Regno Unito, stop ai farmaci bloccanti la pubertà per adolescenti trans: la decisione storica che fa discutere
In Inghilterra è stata presa la decisione di vietare agli adolescenti transgender l’accesso ai farmaci bloccanti della pubertà, che consentono di fermare (in modo reversibile) i cambiamenti fisici legati all’adolescenza, come lo sviluppo del seno o della barba, per coloro che sperimentano un’incongruenza tra il genere e il sesso assegnato alla nascita. La direttiva è stata presa in seguito alla pubblicazione di uno studio commissionato dall’NHS, il servizio sanitario nazionale inglese, che ha messo in discussione la sicurezza e l’efficacia clinica di queste terapie. «Non ci sono prove sufficienti»: è l’esito della ricerca guidata dalla dottoressa Hilary Cass. Pediatra ed esperta di bambini con disabilità, nel 2022 Cass è stata incaricata di condurre una revisione dei servizi di identità di genere per bambini e giovani.
Cosa dice lo studio
In questa revisione Cass denunciava che l’approccio della GIDS (Gender Identity Development Service), l’unica clinica nazionale in Inghilterra specializzata nei bambini con varianza di genere presentava «carenze nell’esplorazione tra la possibile relazione tra la disforia di genere dei pazienti e la neurodiversità o i bisogni psicosociali, inclusi quelli derivanti da traumi infantili o dall’ostilità interiorizzata verso l’attrazione per lo stesso sesso». Inoltre, sosteneva che «le conseguenze a lungo termine dei bloccanti della pubertà sulla salute non si conoscono». Tuttavia, questo ricerca ha suscitato un acceso dibattito all’epoca, con l’Associazione degli Psicologi Clinici che denunciò come l’assenza di un servizio del genere avrebbe aumentato «l’ansia e l’angoscia dei giovani pazienti». Ciononostante, la ricerca di Cass portò il servizio sanitario nazionale a far chiudere i battenti al GIDS e di farlo sostituirlo con dei centri sanitari regionali nel 2023. Successivamente, la chiusura è stata posticipata a marzo 2024. Di conseguenza, il GIDS chiuderà a fine mese e i farmaci bloccanti della pubertà saranno somministrati solo per ricerca clinica sperimentale.
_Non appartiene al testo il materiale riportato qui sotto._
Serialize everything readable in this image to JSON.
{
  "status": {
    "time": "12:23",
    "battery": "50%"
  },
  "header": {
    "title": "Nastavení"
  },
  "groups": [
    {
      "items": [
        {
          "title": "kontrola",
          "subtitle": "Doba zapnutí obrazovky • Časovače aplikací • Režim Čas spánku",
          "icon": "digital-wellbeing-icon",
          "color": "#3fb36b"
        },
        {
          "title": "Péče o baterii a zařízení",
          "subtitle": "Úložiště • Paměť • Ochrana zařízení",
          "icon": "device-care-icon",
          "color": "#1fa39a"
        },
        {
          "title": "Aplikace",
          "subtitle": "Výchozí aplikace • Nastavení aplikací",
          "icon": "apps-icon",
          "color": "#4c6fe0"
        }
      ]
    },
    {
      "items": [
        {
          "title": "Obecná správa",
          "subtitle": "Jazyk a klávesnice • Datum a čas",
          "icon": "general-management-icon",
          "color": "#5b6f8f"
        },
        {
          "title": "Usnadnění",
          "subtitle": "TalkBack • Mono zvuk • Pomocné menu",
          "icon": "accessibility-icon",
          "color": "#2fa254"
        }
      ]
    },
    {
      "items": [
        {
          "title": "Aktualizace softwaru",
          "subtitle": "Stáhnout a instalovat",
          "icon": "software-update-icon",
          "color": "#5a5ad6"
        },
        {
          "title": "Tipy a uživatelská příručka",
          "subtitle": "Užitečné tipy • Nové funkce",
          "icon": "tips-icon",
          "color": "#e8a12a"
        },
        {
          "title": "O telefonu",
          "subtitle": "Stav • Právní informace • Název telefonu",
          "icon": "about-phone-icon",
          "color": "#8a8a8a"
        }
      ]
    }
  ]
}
Chi potrà partecipare a questi studi non è ancora stato definito.
«Una decisione storica»
La ministra della Sanità inglese, Maria Caulfield, parla di «decisione storica» e si dice favorevole: «Accogliamo con favore questa decisione storica da parte del Servizio Sanitario Nazionale di porre fine alla prescrizione di routine di bloccanti della pubertà e questa guida che riconosce che la cura deve essere basata sull’evidenza, sull’opinione clinica di esperti e nel migliore interesse del bambino». Su tutte le furie, invece, le associazioni lgbtqia+. Particolarmente preoccupata Stonewall Uk che in una nota dichiara: «Tutti i giovani trans meritano di accedere a un’assistenza sanitaria tempestiva e di alta qualità. Per alcuni, una parte importante di queste cure arriva sotto forma di bloccanti della pubertà, un trattamento reversibile che ritarda l’inizio della pubertà, prescritto da esperti endocrinologi, dando all’adolescenti più tempo per valutare i passi successivi. Siamo preoccupati che l’NHS England sospenderà le nuove prescrizioni fino a quando un protocollo di ricerca non sarà operativo alla fine del 2024».
La situazione in Italia
Anche in Italia il dibattito è aperto e prosegue incessante da anni. Nel nostro Paese, i farmaci bloccanti la pubertà vengono prescritti agli adolescenti che manifestano un’incongruenza di genere e un disagio psico-fisico correlato, con un rischio documentato scientificamente di sviluppare ansia, depressione, autolesionismo e suicidio. La loro prescrizione passa necessariamente attraverso il consenso dei genitori del giovane paziente e la diagnosi di un’equipe medica multidisciplinare. Chi manifesta da sempre dubbi sulla sicurezza di queste terapie è la Società Psicanalitica Italiana che in più occasioni ha chiesto al governo lo stop di queste terapie. Tuttavia, la comunità scientifica specializzata nel settore, che include endocrinologi, andrologi e neuropsichiatri infantili, ha respinto questi dubbi, definendoli «ideologici» e sottolineando che «si sta parlando di trattamenti che non sono in fase sperimentale, ma sono stati autorizzati dal Comitato Nazionale di Bioetica nel 2018, approvati da una determina dell’AIFA nel 2019 e supportati da raccomandazioni scientifiche internazionali».